DOL: Don’t Call it a Fiduciary Rule. Broker-dealers, Department of Labor, DOL, Financial Services Institute, FSI, independent contractor, registered investment advisors, RIAs
DOL: Don’t Call it a Fiduciary Rule. Broker-dealers, Department of Labor, DOL, Financial Services Institute, FSI, independent contractor, registered investment advisors, RIAs

As reported last month by The DI Wire, the Department of Labor submitted a proposal to the Office of Management and Budget that “would amend the regulatory definition of the term fiduciary… [to] more appropriately define when persons who render investment advice for a fee to employee benefit plans and [individual retirement accounts] are fiduciaries.”

The DOL has been pursuing the higher advice standard since the Obama administration in 2016, when a fiduciary rule that broadened the definition of a person or entity taking on fiduciary responsibilities and replaced a five-part test used to decide who was fit to serve as a fiduciary was proposed but later struck down in 2018 by a federal appeals court.

But don’t call the new proposal a fiduciary rule.

“We’re intentionally referring to it as the ‘retirement security rule’ rather than the ‘fiduciary rule,'” assistant secretary of labor Lisa Gomez told reporters after speaking at an Oct. 16 TIAA event on retirement security in Washington. “The reason is because we want to really signal, and I think when folks read the rule, they will know by more than just the title, that this is not just a regurgitation of the old rule.”

Until released by the OMB (which can typically take about 90 days to review new rule proposals) and published, the public won’t know exactly what the DOL rule says.
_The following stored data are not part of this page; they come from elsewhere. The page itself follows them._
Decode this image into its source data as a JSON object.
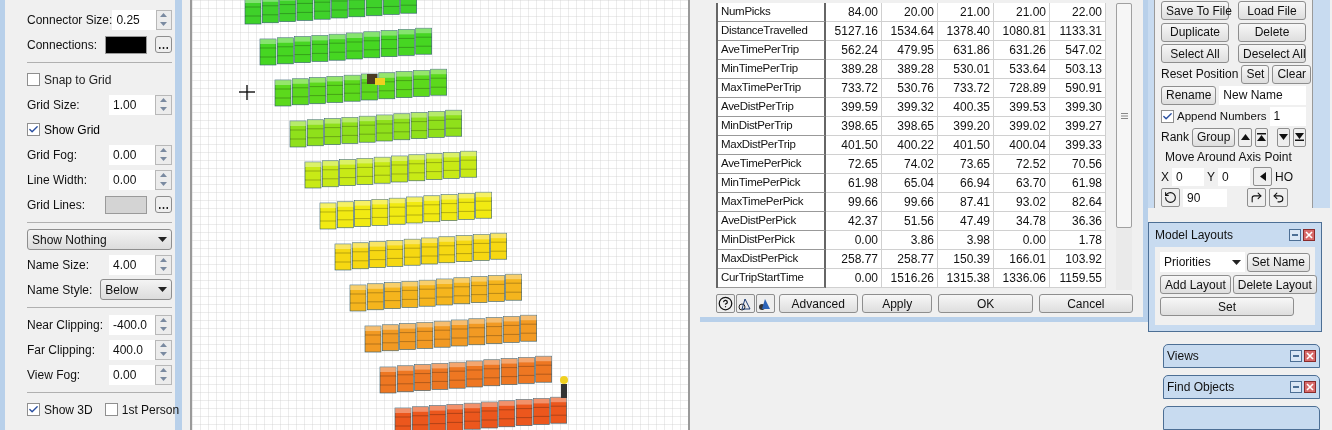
{
  "left_panel": {
    "rows": [
      {
        "kind": "spinner",
        "label": "Connector Size:",
        "value": "0.25"
      },
      {
        "kind": "swatch",
        "label": "Connections:",
        "color": "#000000"
      },
      {
        "kind": "divider"
      },
      {
        "kind": "checkbox",
        "label": "Snap to Grid",
        "checked": false
      },
      {
        "kind": "spinner",
        "label": "Grid Size:",
        "value": "1.00"
      },
      {
        "kind": "checkbox",
        "label": "Show Grid",
        "checked": true
      },
      {
        "kind": "spinner",
        "label": "Grid Fog:",
        "value": "0.00"
      },
      {
        "kind": "spinner",
        "label": "Line Width:",
        "value": "0.00"
      },
      {
        "kind": "swatch",
        "label": "Grid Lines:",
        "color": "#d4d4d4"
      },
      {
        "kind": "divider"
      },
      {
        "kind": "dropdown",
        "value": "Show Nothing"
      },
      {
        "kind": "spinner",
        "label": "Name Size:",
        "value": "4.00"
      },
      {
        "kind": "dropdown",
        "label": "Name Style:",
        "value": "Below"
      },
      {
        "kind": "divider"
      },
      {
        "kind": "spinner",
        "label": "Near Clipping:",
        "value": "-400.0"
      },
      {
        "kind": "spinner",
        "label": "Far Clipping:",
        "value": "400.0"
      },
      {
        "kind": "spinner",
        "label": "View Fog:",
        "value": "0.00"
      },
      {
        "kind": "divider"
      },
      {
        "kind": "checkbox_pair",
        "items": [
          {
            "label": "Show 3D",
            "checked": true
          },
          {
            "label": "1st Person",
            "checked": false
          }
        ]
      }
    ]
  },
  "stats_table": {
    "rows": [
      {
        "name": "NumPicks",
        "values": [
          "84.00",
          "20.00",
          "21.00",
          "21.00",
          "22.00"
        ]
      },
      {
        "name": "DistanceTravelled",
        "values": [
          "5127.16",
          "1534.64",
          "1378.40",
          "1080.81",
          "1133.31"
        ]
      },
      {
        "name": "AveTimePerTrip",
        "values": [
          "562.24",
          "479.95",
          "631.86",
          "631.26",
          "547.02"
        ]
      },
      {
        "name": "MinTimePerTrip",
        "values": [
          "389.28",
          "389.28",
          "530.01",
          "533.64",
          "503.13"
        ]
      },
      {
        "name": "MaxTimePerTrip",
        "values": [
          "733.72",
          "530.76",
          "733.72",
          "728.89",
          "590.91"
        ]
      },
      {
        "name": "AveDistPerTrip",
        "values": [
          "399.59",
          "399.32",
          "400.35",
          "399.53",
          "399.30"
        ]
      },
      {
        "name": "MinDistPerTrip",
        "values": [
          "398.65",
          "398.65",
          "399.20",
          "399.02",
          "399.27"
        ]
      },
      {
        "name": "MaxDistPerTrip",
        "values": [
          "401.50",
          "400.22",
          "401.50",
          "400.04",
          "399.33"
        ]
      },
      {
        "name": "AveTimePerPick",
        "values": [
          "72.65",
          "74.02",
          "73.65",
          "72.52",
          "70.56"
        ]
      },
      {
        "name": "MinTimePerPick",
        "values": [
          "61.98",
          "65.04",
          "66.94",
          "63.70",
          "61.98"
        ]
      },
      {
        "name": "MaxTimePerPick",
        "values": [
          "99.66",
          "99.66",
          "87.41",
          "93.02",
          "82.64"
        ]
      },
      {
        "name": "AveDistPerPick",
        "values": [
          "42.37",
          "51.56",
          "47.49",
          "34.78",
          "36.36"
        ]
      },
      {
        "name": "MinDistPerPick",
        "values": [
          "0.00",
          "3.86",
          "3.98",
          "0.00",
          "1.78"
        ]
      },
      {
        "name": "MaxDistPerPick",
        "values": [
          "258.77",
          "258.77",
          "150.39",
          "166.01",
          "103.92"
        ]
      },
      {
        "name": "CurTripStartTime",
        "values": [
          "0.00",
          "1516.26",
          "1315.38",
          "1336.06",
          "1159.55"
        ]
      }
    ]
  },
  "dialog_buttons": [
    "Advanced",
    "Apply",
    "OK",
    "Cancel"
  ],
  "edit_panel": {
    "button_rows": [
      [
        "Save To File",
        "Load File"
      ],
      [
        "Duplicate",
        "Delete"
      ],
      [
        "Select All",
        "Deselect All"
      ]
    ],
    "reset_position": {
      "label": "Reset Position",
      "buttons": [
        "Set",
        "Clear"
      ]
    },
    "rename": {
      "button": "Rename",
      "value": "New Name"
    },
    "append_numbers": {
      "label": "Append Numbers",
      "checked": true,
      "value": "1"
    },
    "rank": {
      "label": "Rank",
      "button": "Group"
    },
    "axis": {
      "title": "Move Around Axis Point",
      "x_label": "X",
      "x_value": "0",
      "y_label": "Y",
      "y_value": "0",
      "ho_label": "HO",
      "angle": "90"
    }
  },
  "model_layouts": {
    "title": "Model Layouts",
    "dropdown": "Priorities",
    "set_name": "Set Name",
    "buttons": [
      "Add Layout",
      "Delete Layout"
    ],
    "set": "Set"
  },
  "docked_panels": [
    {
      "title": "Views"
    },
    {
      "title": "Find Objects"
    }
  ]
}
However, in the DOL’s abstract provided in its regulatory agenda, the department revealed that the rulemaking would amend the regulatory definition of the term fiduciary set forth to more appropriately define when persons who render investment advice for a fee to employee benefit plans and IRAs are fiduciaries within the meaning of ERISA and the Internal Revenue Code.

“I think there’s been a lot of talk before the rule has even come out, there’s a lot of people that are publicly saying they hate the rule,” Gomez said. “I promise you that no one outside of the government has seen this rule.”
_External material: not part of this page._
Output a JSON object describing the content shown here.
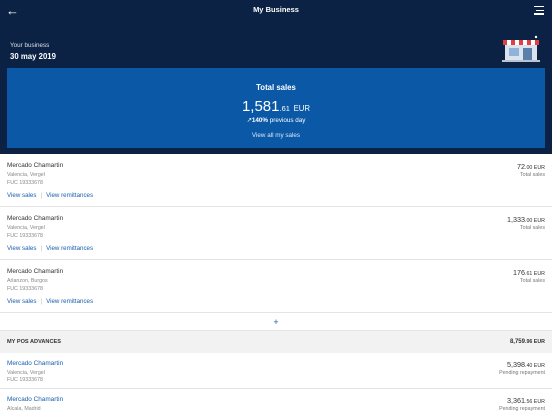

Opposition to the new rule is already fierce. In September, prior to the submission of the new proposal to the OMB, several members of Congress sent a letter to Acting Labor Secretary Julie Su in which they urged the agency to cease any further action to amend the definition of investment advice fiduciary.

Wayne Chopus, president and chief executive officer of the Insured Retirement Institute released a statement following the DOL’s submission of the proposal proclaiming that the new fiduciary rule will “hurt working families’ ability to save for retirement.”

In connection with the new rule, the DOL is also expected to review available prohibited transaction class exemptions and propose amendments or new exemptions with the intention to ensure consistent protection of employee benefit plan and IRA investors.